The Bush administration’s position has changed dramatically. Nearly five years ago, DOE did a study of how much plutonium could be extracted from Bushehr: a middle-range estimate would be enough to build approximately 50-60 nuclear weapons, former Undersecretary of State for Nonproliferation John Bolton told The Washington Times yesterday. But Washington and Moscow agreed in 2005 not to make Moscow’s assistance to Bushehr a matter for U.N. sanctions. The administration has bought into the European argument that in order to strengthen the diplomatic case against Iran, the United States had to accept the premise that Iran has the right to go forward with ostensibly civilian nuclear energy programs. Last month, the House Energy and Commerce Committee spotlighted the fact that the White House is supporting an Energy Department budget that includes $4 million for two Russian nuclear institutes that are helping Iran complete the Bushehr reactor.

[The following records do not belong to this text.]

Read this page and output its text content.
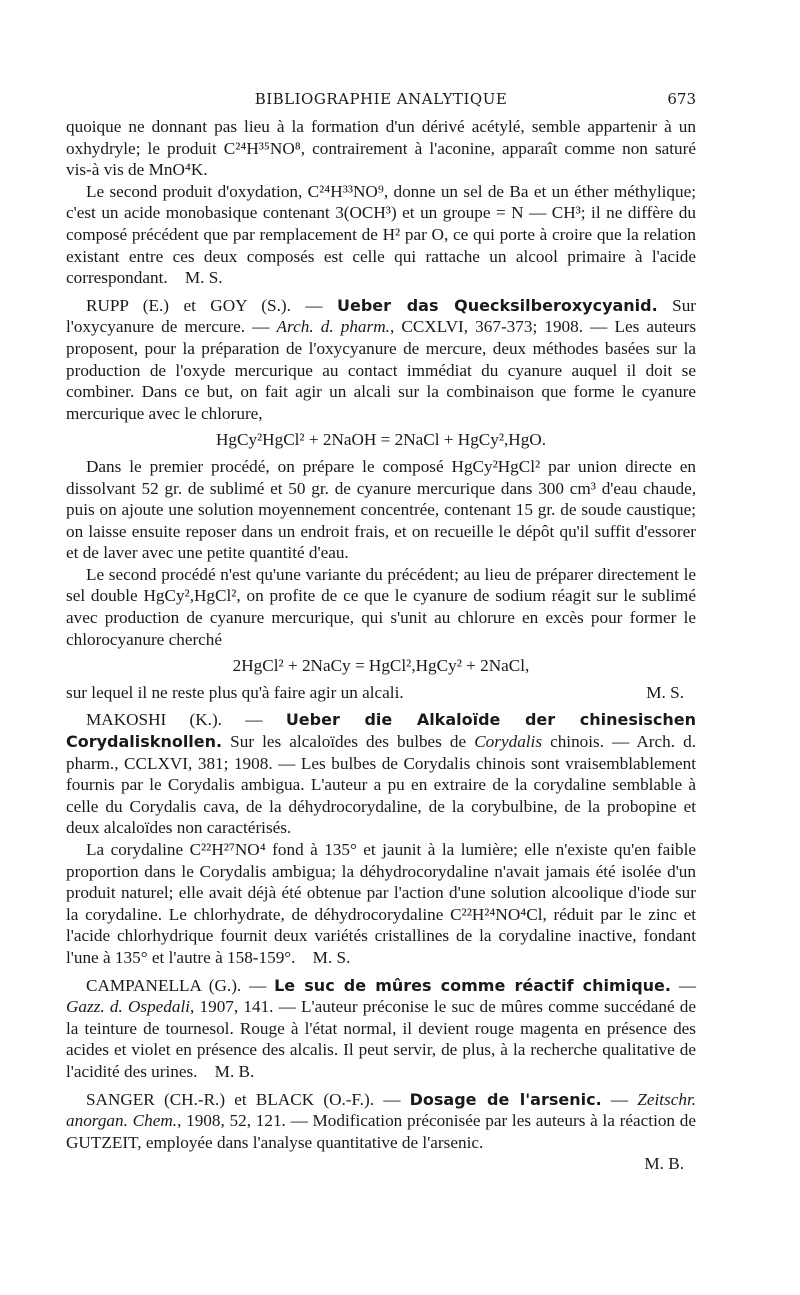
BIBLIOGRAPHIE ANALYTIQUE	673

quoique ne donnant pas lieu à la formation d'un dérivé acétylé, semble appartenir à un oxhydryle; le produit C²⁴H³⁵NO⁸, contrairement à l'aconine, apparaît comme non saturé vis-à vis de MnO⁴K.

Le second produit d'oxydation, C²⁴H³³NO⁹, donne un sel de Ba et un éther méthylique; c'est un acide monobasique contenant 3(OCH³) et un groupe = N — CH³; il ne diffère du composé précédent que par remplacement de H² par O, ce qui porte à croire que la relation existant entre ces deux composés est celle qui rattache un alcool primaire à l'acide correspondant. M. S.

RUPP (E.) et GOY (S.). — Ueber das Quecksilberoxycyanid. Sur l'oxycyanure de mercure. — Arch. d. pharm., CCXLVI, 367-373; 1908. — Les auteurs proposent, pour la préparation de l'oxycyanure de mercure, deux méthodes basées sur la production de l'oxyde mercurique au contact immédiat du cyanure auquel il doit se combiner. Dans ce but, on fait agir un alcali sur la combinaison que forme le cyanure mercurique avec le chlorure,

HgCy²HgCl² + 2NaOH = 2NaCl + HgCy²,HgO.

Dans le premier procédé, on prépare le composé HgCy²HgCl² par union directe en dissolvant 52 gr. de sublimé et 50 gr. de cyanure mercurique dans 300 cm³ d'eau chaude, puis on ajoute une solution moyennement concentrée, contenant 15 gr. de soude caustique; on laisse ensuite reposer dans un endroit frais, et on recueille le dépôt qu'il suffit d'essorer et de laver avec une petite quantité d'eau.

Le second procédé n'est qu'une variante du précédent; au lieu de préparer directement le sel double HgCy²,HgCl², on profite de ce que le cyanure de sodium réagit sur le sublimé avec production de cyanure mercurique, qui s'unit au chlorure en excès pour former le chlorocyanure cherché

2HgCl² + 2NaCy = HgCl²,HgCy² + 2NaCl,

sur lequel il ne reste plus qu'à faire agir un alcali.	M. S.

MAKOSHI (K.). — Ueber die Alkaloïde der chinesischen Corydalisknollen. Sur les alcaloïdes des bulbes de Corydalis chinois. — Arch. d. pharm., CCLXVI, 381; 1908. — Les bulbes de Corydalis chinois sont vraisemblablement fournis par le Corydalis ambigua. L'auteur a pu en extraire de la corydaline semblable à celle du Corydalis cava, de la déhydrocorydaline, de la corybulbine, de la probopine et deux alcaloïdes non caractérisés.

La corydaline C²²H²⁷NO⁴ fond à 135° et jaunit à la lumière; elle n'existe qu'en faible proportion dans le Corydalis ambigua; la déhydrocorydaline n'avait jamais été isolée d'un produit naturel; elle avait déjà été obtenue par l'action d'une solution alcoolique d'iode sur la corydaline. Le chlorhydrate, de déhydrocorydaline C²²H²⁴NO⁴Cl, réduit par le zinc et l'acide chlorhydrique fournit deux variétés cristallines de la corydaline inactive, fondant l'une à 135° et l'autre à 158-159°. M. S.

CAMPANELLA (G.). — Le suc de mûres comme réactif chimique. — Gazz. d. Ospedali, 1907, 141. — L'auteur préconise le suc de mûres comme succédané de la teinture de tournesol. Rouge à l'état normal, il devient rouge magenta en présence des acides et violet en présence des alcalis. Il peut servir, de plus, à la recherche qualitative de l'acidité des urines. M. B.

SANGER (CH.-R.) et BLACK (O.-F.). — Dosage de l'arsenic. — Zeitschr. anorgan. Chem., 1908, 52, 121. — Modification préconisée par les auteurs à la réaction de GUTZEIT, employée dans l'analyse quantitative de l'arsenic.

M. B.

As Henry Sokolski, a former congressional aide and Defense Department official who closely monitors nuclear proliferation, explains it, U.S. policy regarding outside assistance to Iranian nuclear programs is simply incoherent. Washington opposes all support for Iranian efforts to enrich uranium, but “it is entirely fine for Russia or any other nation to export components and expertise to Iran to complete reactors like to Bushehr — a system that the U.S. used to view as a cover for Iranian nuclear-weapon activities,” he told us.
Washington needs to rethink its policy and the subsidization of the Bushehr facility with taxpayer money.